In het werk van Chantal van Lieshout is, ondanks de belangstelling voor het morbide van dood en verderf, altijd sprake van maatschappelijke bewustwording en verantwoordelijkheid. Dat hangt samen met het werk in de thuiszorg dat die langere tijd naast diens praktijk in de kunst deed. Daar werd Chantal deelgenoot van de verschillen tussen zorg in volksbuurten en villawijken, en de problemen van mensen in de verslavingszorg en de psychiatrie. Die ervaringen zijn niet letterlijk terug te vinden in de sculpturen, maar vormen wel een onderliggende laag in de motivatie en de intentie van het werk. Opvallend daarbij is dat uiterst particuliere omstandigheden door Chantal in diens projecten een meer algemene humanitaire geldigheid krijgen.
Chantal van Lieshout is een kunstenaar van wie de kunstpraktijk bestaat bij een vanzelfsprekende vorm van zelforganisatie.

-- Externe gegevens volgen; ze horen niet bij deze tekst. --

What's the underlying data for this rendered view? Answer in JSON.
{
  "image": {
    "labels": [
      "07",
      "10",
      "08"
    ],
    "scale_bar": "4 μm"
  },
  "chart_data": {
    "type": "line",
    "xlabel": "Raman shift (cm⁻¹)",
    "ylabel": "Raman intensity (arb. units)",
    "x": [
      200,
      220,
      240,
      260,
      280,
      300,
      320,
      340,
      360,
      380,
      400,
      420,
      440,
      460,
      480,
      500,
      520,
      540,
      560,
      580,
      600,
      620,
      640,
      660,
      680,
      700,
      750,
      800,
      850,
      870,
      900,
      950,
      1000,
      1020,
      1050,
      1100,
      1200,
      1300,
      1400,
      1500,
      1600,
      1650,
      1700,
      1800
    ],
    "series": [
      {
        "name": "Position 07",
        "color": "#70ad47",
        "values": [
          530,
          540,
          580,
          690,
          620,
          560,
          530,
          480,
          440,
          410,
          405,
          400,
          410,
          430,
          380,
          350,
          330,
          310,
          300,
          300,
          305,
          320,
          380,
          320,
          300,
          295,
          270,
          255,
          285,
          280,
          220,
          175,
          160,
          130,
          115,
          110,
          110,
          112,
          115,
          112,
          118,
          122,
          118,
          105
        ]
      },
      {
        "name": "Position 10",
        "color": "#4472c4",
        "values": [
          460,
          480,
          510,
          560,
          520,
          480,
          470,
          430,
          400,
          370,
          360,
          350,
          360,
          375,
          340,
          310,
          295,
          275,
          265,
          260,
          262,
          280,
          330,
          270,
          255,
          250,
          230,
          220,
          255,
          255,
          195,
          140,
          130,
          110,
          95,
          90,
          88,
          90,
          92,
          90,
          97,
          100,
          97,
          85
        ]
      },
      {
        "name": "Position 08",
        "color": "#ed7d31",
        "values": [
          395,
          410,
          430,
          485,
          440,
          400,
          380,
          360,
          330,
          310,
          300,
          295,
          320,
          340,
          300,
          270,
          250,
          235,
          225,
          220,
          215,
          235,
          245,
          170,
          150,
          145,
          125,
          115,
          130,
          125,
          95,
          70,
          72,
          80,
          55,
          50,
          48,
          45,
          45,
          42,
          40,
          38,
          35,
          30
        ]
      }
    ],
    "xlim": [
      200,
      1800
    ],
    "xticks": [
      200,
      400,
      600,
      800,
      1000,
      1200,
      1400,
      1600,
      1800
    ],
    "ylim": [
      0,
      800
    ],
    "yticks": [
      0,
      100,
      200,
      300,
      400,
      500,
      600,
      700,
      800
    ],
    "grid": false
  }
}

Uit de aard van wie Chantal is en wat die wil doen, volgt op een natuurlijke manier de drang om zelfstandig en met anderen in de beeldende kunst te werken. Iets anders is er eigenlijk niet. Het is een levensbehoefte die net als eten en drinken een voorwaarde is om zich te handhaven in het leven.

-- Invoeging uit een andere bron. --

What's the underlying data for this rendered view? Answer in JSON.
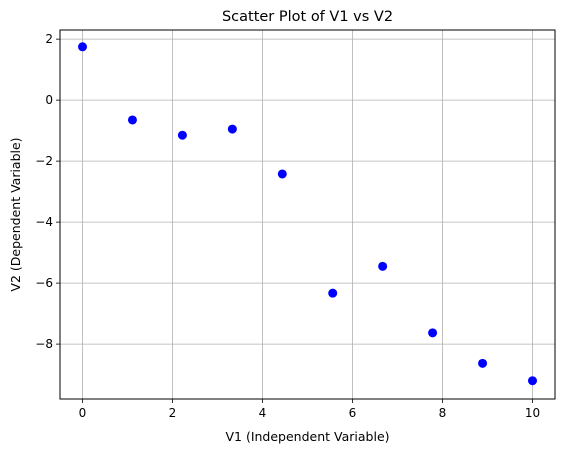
{
  "chart_data": {
    "type": "scatter",
    "title": "Scatter Plot of V1 vs V2",
    "xlabel": "V1 (Independent Variable)",
    "ylabel": "V2 (Dependent Variable)",
    "xlim": [
      -0.5,
      10.5
    ],
    "ylim": [
      -9.8,
      2.3
    ],
    "xticks": [
      0,
      2,
      4,
      6,
      8,
      10
    ],
    "yticks": [
      2,
      0,
      -2,
      -4,
      -6,
      -8
    ],
    "xtick_labels": [
      "0",
      "2",
      "4",
      "6",
      "8",
      "10"
    ],
    "ytick_labels": [
      "2",
      "0",
      "−2",
      "−4",
      "−6",
      "−8"
    ],
    "grid": true,
    "marker_color": "#0000ff",
    "x": [
      0,
      1.11,
      2.22,
      3.33,
      4.44,
      5.56,
      6.67,
      7.78,
      8.89,
      10
    ],
    "y": [
      1.75,
      -0.65,
      -1.15,
      -0.95,
      -2.42,
      -6.33,
      -5.45,
      -7.63,
      -8.63,
      -9.2
    ]
  }
}
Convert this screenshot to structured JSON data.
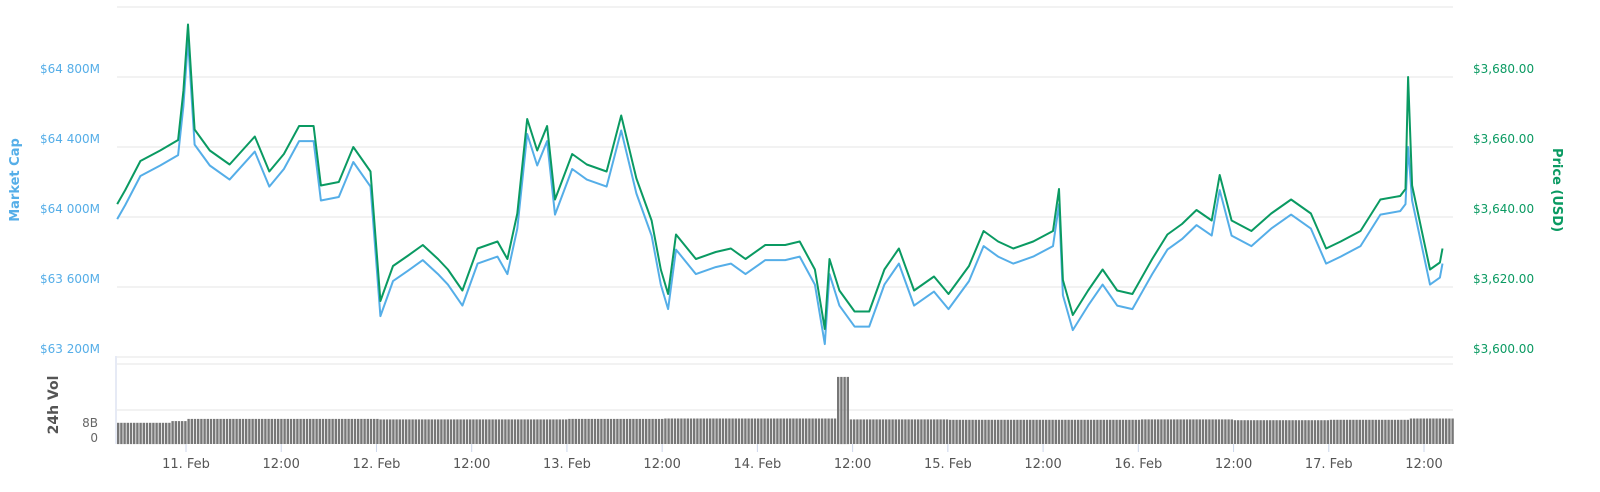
{
  "chart_data": [
    {
      "type": "line",
      "left_axis": {
        "title": "Market Cap",
        "ticks": [
          "$63 200M",
          "$63 600M",
          "$64 000M",
          "$64 400M",
          "$64 800M"
        ],
        "range_millions": [
          63200,
          65200
        ],
        "color": "#55aee8"
      },
      "right_axis": {
        "title": "Price (USD)",
        "ticks": [
          "$3,600.00",
          "$3,620.00",
          "$3,640.00",
          "$3,660.00",
          "$3,680.00"
        ],
        "range": [
          3600,
          3700
        ],
        "color": "#0a9a62"
      },
      "x_ticks": [
        "11. Feb",
        "12:00",
        "12. Feb",
        "12:00",
        "13. Feb",
        "12:00",
        "14. Feb",
        "12:00",
        "15. Feb",
        "12:00",
        "16. Feb",
        "12:00",
        "17. Feb",
        "12:00"
      ],
      "x": [
        "Feb 10 15:20",
        "Feb 10 16:20",
        "Feb 10 18:15",
        "Feb 10 20:45",
        "Feb 10 23:00",
        "Feb 10 23:40",
        "Feb 11 00:15",
        "Feb 11 01:05",
        "Feb 11 03:00",
        "Feb 11 05:30",
        "Feb 11 08:40",
        "Feb 11 10:30",
        "Feb 11 12:20",
        "Feb 11 14:15",
        "Feb 11 16:05",
        "Feb 11 17:00",
        "Feb 11 19:15",
        "Feb 11 21:05",
        "Feb 11 23:15",
        "Feb 12 00:30",
        "Feb 12 02:05",
        "Feb 12 04:00",
        "Feb 12 05:50",
        "Feb 12 07:45",
        "Feb 12 09:00",
        "Feb 12 10:50",
        "Feb 12 12:45",
        "Feb 12 15:15",
        "Feb 12 16:30",
        "Feb 12 17:45",
        "Feb 12 19:00",
        "Feb 12 20:15",
        "Feb 12 21:30",
        "Feb 12 22:30",
        "Feb 13 00:40",
        "Feb 13 02:30",
        "Feb 13 05:00",
        "Feb 13 06:50",
        "Feb 13 08:45",
        "Feb 13 10:40",
        "Feb 13 11:50",
        "Feb 13 12:45",
        "Feb 13 13:45",
        "Feb 13 16:15",
        "Feb 13 18:45",
        "Feb 13 20:40",
        "Feb 13 22:30",
        "Feb 14 01:00",
        "Feb 14 03:30",
        "Feb 14 05:20",
        "Feb 14 07:15",
        "Feb 14 08:30",
        "Feb 14 09:05",
        "Feb 14 10:20",
        "Feb 14 12:15",
        "Feb 14 14:05",
        "Feb 14 16:00",
        "Feb 14 17:50",
        "Feb 14 19:45",
        "Feb 14 22:15",
        "Feb 15 00:05",
        "Feb 15 02:40",
        "Feb 15 04:30",
        "Feb 15 06:20",
        "Feb 15 08:15",
        "Feb 15 10:45",
        "Feb 15 13:15",
        "Feb 15 14:00",
        "Feb 15 14:30",
        "Feb 15 15:45",
        "Feb 15 17:40",
        "Feb 15 19:30",
        "Feb 15 21:20",
        "Feb 15 23:15",
        "Feb 16 01:45",
        "Feb 16 03:40",
        "Feb 16 05:30",
        "Feb 16 07:20",
        "Feb 16 09:15",
        "Feb 16 10:15",
        "Feb 16 11:45",
        "Feb 16 14:15",
        "Feb 16 16:45",
        "Feb 16 19:15",
        "Feb 16 21:45",
        "Feb 16 23:40",
        "Feb 17 01:30",
        "Feb 17 04:00",
        "Feb 17 06:30",
        "Feb 17 09:00",
        "Feb 17 09:40",
        "Feb 17 10:00",
        "Feb 17 10:30",
        "Feb 17 12:45",
        "Feb 17 14:00",
        "Feb 17 14:20"
      ],
      "series": [
        {
          "axis": "right",
          "color": "#0a9a62",
          "values": [
            3643.7,
            3647.7,
            3656,
            3659,
            3662,
            3676,
            3695,
            3665,
            3659,
            3655,
            3663,
            3653,
            3658,
            3666,
            3666,
            3649,
            3650,
            3660,
            3653,
            3616,
            3626,
            3629,
            3632,
            3628,
            3625,
            3619,
            3631,
            3633,
            3628,
            3641,
            3668,
            3659,
            3666,
            3645,
            3658,
            3655,
            3653,
            3669,
            3651,
            3639,
            3625,
            3618,
            3635,
            3628,
            3630,
            3631,
            3628,
            3632,
            3632,
            3633,
            3625,
            3608,
            3628,
            3619,
            3613,
            3613,
            3625,
            3631,
            3619,
            3623,
            3618,
            3626,
            3636,
            3633,
            3631,
            3633,
            3636,
            3648,
            3622,
            3612,
            3619,
            3625,
            3619,
            3618,
            3628,
            3635,
            3638,
            3642,
            3639,
            3652,
            3639,
            3636,
            3641,
            3645,
            3641,
            3631,
            3633,
            3636,
            3645,
            3646,
            3648,
            3680,
            3649,
            3625,
            3627,
            3631
          ]
        },
        {
          "axis": "left",
          "color": "#55aee8",
          "values": [
            63988,
            64068,
            64234,
            64294,
            64354,
            64634,
            65014,
            64414,
            64294,
            64214,
            64374,
            64174,
            64274,
            64434,
            64434,
            64094,
            64114,
            64314,
            64174,
            63434,
            63634,
            63694,
            63754,
            63674,
            63614,
            63494,
            63734,
            63774,
            63674,
            63934,
            64474,
            64294,
            64434,
            64014,
            64274,
            64214,
            64174,
            64494,
            64134,
            63894,
            63614,
            63474,
            63814,
            63674,
            63714,
            63734,
            63674,
            63754,
            63754,
            63774,
            63614,
            63274,
            63674,
            63494,
            63374,
            63374,
            63614,
            63734,
            63494,
            63574,
            63474,
            63634,
            63834,
            63774,
            63734,
            63774,
            63834,
            64074,
            63554,
            63354,
            63494,
            63614,
            63494,
            63474,
            63674,
            63814,
            63874,
            63954,
            63894,
            64154,
            63894,
            63834,
            63934,
            64014,
            63934,
            63734,
            63774,
            63834,
            64014,
            64034,
            64074,
            64400,
            64094,
            63614,
            63654,
            63734
          ]
        }
      ],
      "grid": true
    },
    {
      "type": "bar",
      "axis_title": "24h Vol",
      "y_ticks": [
        "0",
        "8B"
      ],
      "color": "#777777",
      "x": [
        "Feb 10 15:20",
        "Feb 10 22:00",
        "Feb 11 00:00",
        "Feb 11 12:00",
        "Feb 12 00:00",
        "Feb 12 12:00",
        "Feb 13 00:00",
        "Feb 13 12:00",
        "Feb 14 00:00",
        "Feb 14 10:00",
        "Feb 14 11:30",
        "Feb 15 00:00",
        "Feb 16 00:00",
        "Feb 16 12:00",
        "Feb 17 00:00",
        "Feb 17 10:00",
        "Feb 17 14:20"
      ],
      "values_billions": [
        5.0,
        5.4,
        5.9,
        5.9,
        5.8,
        5.8,
        5.9,
        6.0,
        6.0,
        15.8,
        5.8,
        5.7,
        5.8,
        5.6,
        5.7,
        6.0,
        6.0
      ]
    }
  ]
}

In december 2023 werkte Chantal van Lieshout in Van Gogh AIR in Zundert, en verbleef in de kosterswoning en het naastgelegen atelier. Als deelnemer aan de talenthub JUMP! van de provincie Noord-Brabant heeft Chantal op uitnodiging van het Van GoghHuis daar nieuw werk gemaakt. Met als uitgangspunt het boek ‘Het Perenlied’ van Joost Oomen heeft Chantal tijdens deze residentie het bekende Van Gogh onderwerp van de zonnebloem als inspiratiebron gebruikt. Oomen beschrijft in zijn surrealistisch aandoende boek hoe dingen – in zijn geval bietjes – kunnen rinkelen. Chantal past dat idee toe op de zonnebloem. De werken tijdens de presentatie in de Van GoghGalerie lichtte Chantal in toegankelijke bewoordingen toe in de vorm van een titellijst met extra informatie en weetjes. Binnen de installatie kon op een picknickleed, in het gezelschap van een oorworm en een mier vervaardigd van hergebruikte kleding, worden gekeken naar een videoclip over een zonnebloem met zonneallergie, gemaakt in samenwerking met Mirte van den Bos en Judith Reijnders. Chantal ontdekte dat in het verleden aan de zonnebloem een medicijn tegen malaria werd onttrokken, een natuurlijk geneesmiddel dat nu niet meer wordt gebruikt. In de installatie stond een grote opblaasbare zonnebloempoort van parachutestof en op de grond lag een stoffen sculptuur van een mug met een zonnebloem-steeksnuit die als insect een getransformeerde menselijke gedaante met armen en benen aannam. Een letterbak gevuld met transparante epoxykiezels met daarin honingbijtjes droeg bij aan de ecologische samenhang van de installatie.
De beeldende kunst van Chantal van Lieshout is out of this world, maar slaat toch direct op onze wereld, het leven en het bestaan betrokken. Het heeft een daadwerkelijke, wezenlijke aanwezigheid die ontstaat op het moment dat het tot stand komt. ‘Pas als ik het maak, bedenk ik wat het wordt.’